Она надеялась, что смогла привлечь внимание специалистов по её направлению, но этого не случилось. Темы, которые казались ей живыми и точными, словно растворились в шуме академической привычки. Она ушла с мероприятия с пустотой внутри — как будто потратила не просто часы, а кусочек веры в то, что её идеи могут быть услышаны. Обсуждая это с Андреем, Лёшей и Августом, она даже впервые позволила себе признаки апатии.

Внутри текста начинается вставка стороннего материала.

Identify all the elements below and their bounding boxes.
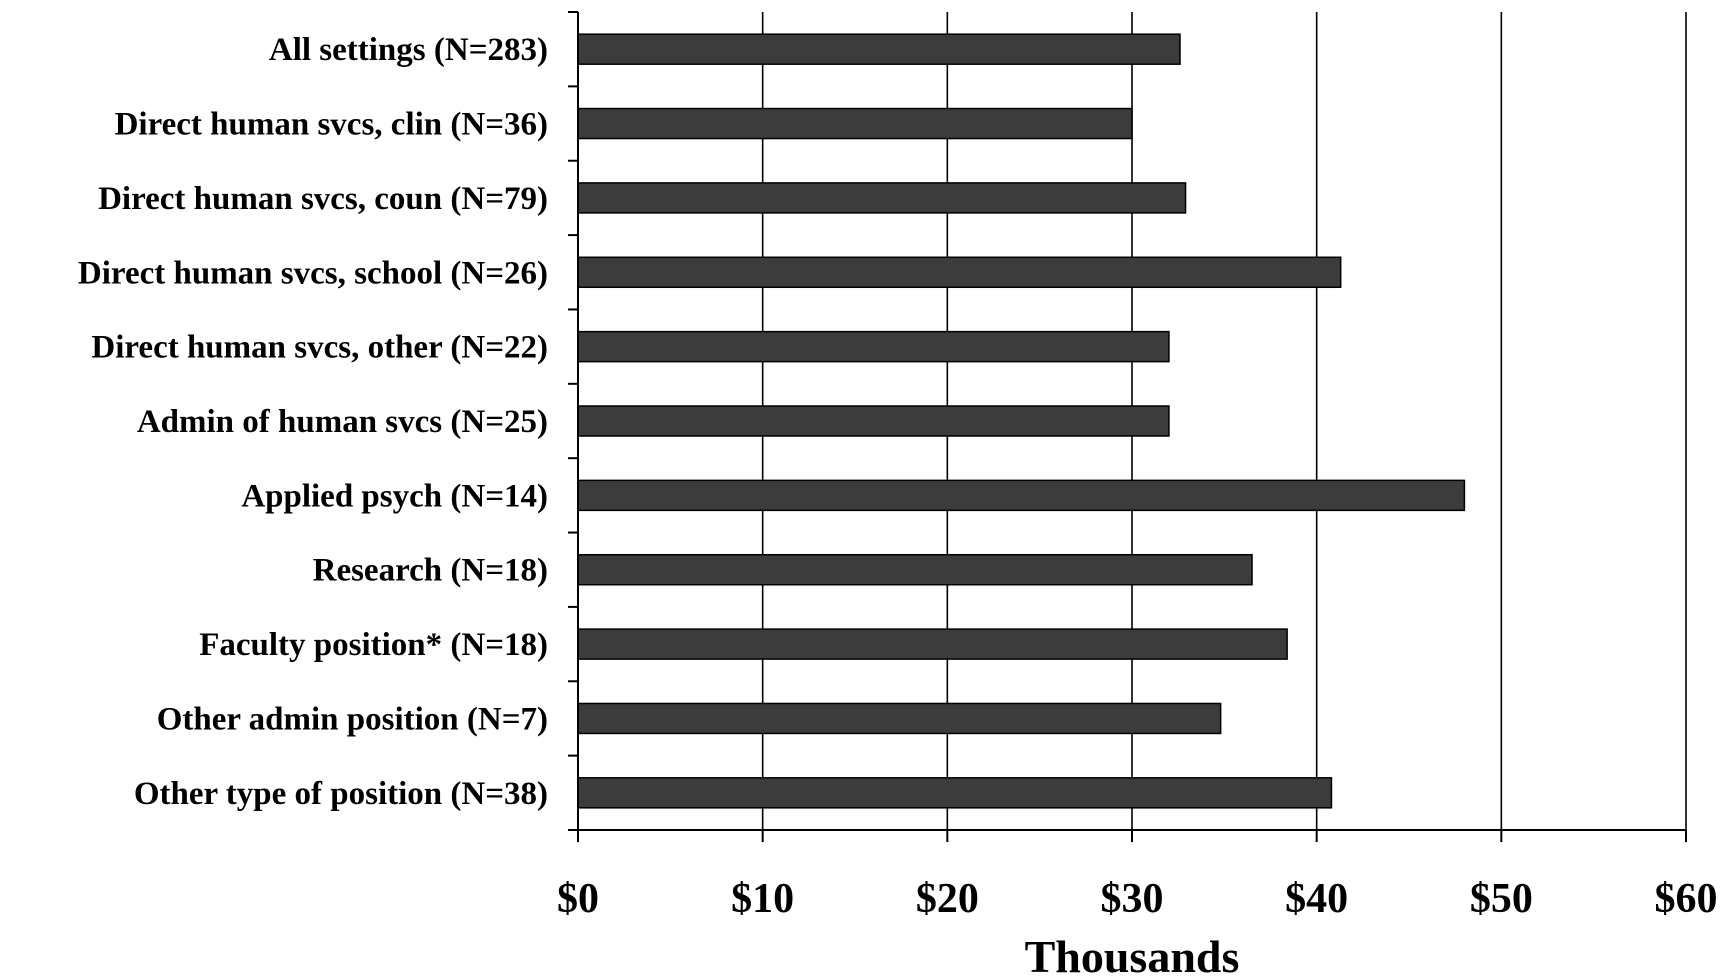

И тогда, как в точке опоры, снова появился Артём. Он предложил отвлечься. Не в галерею, не в театр, не в какую-нибудь светскую встречу. Он повёл её в бар. Самый обычный, с деревянной стойкой, мягкими лампами и запахом кофе и дешёвого виски. Бар, куда по вечерам заглядывали банковские служащие, консультанты и аналитики из центра Цюриха. Вика вначале удивилась — такой выбор совершенно не вписывался в образ аккуратного и всегда сдержанного Артёма. Но он только пожал плечами: «Иногда нужно слушать реальность — без фильтров».
Они сидели у окна. Музыка была не слишком громкой. Артём заказал ей горячий шоколад, себе — бокал красного. Он не говорил о презентации. Не обсуждал провал. Просто открыл ноутбук, показал один из графиков и сказал:
— Слушай, тут в графике эмоции — честно, ты была права.
Вика смотрела на него — и впервые почувствовала, что быть понятой одним человеком — иногда больше, чем быть услышанной сотней.
В этот момент у неё больше не было чувства провала. Было ощущение начала чего-то важного.
Швейцария. Лёша, в своей комнате общежития, поздно вечером запускает ClearSignal. За окном — ровный свет фонарей, за спиной — кипа учебников и незаконченный отчёт по вычислительной логике. Он открывает интерфейс системы и, впервые за долгое время, отключает все фильтры: ленты новостей, финансовые отчёты, анонимные форумы, колебания словаря в онлайн-дискуссиях, паттерны поведения инвесторов. Он загружает поток — сырой, пульсирующий, живой.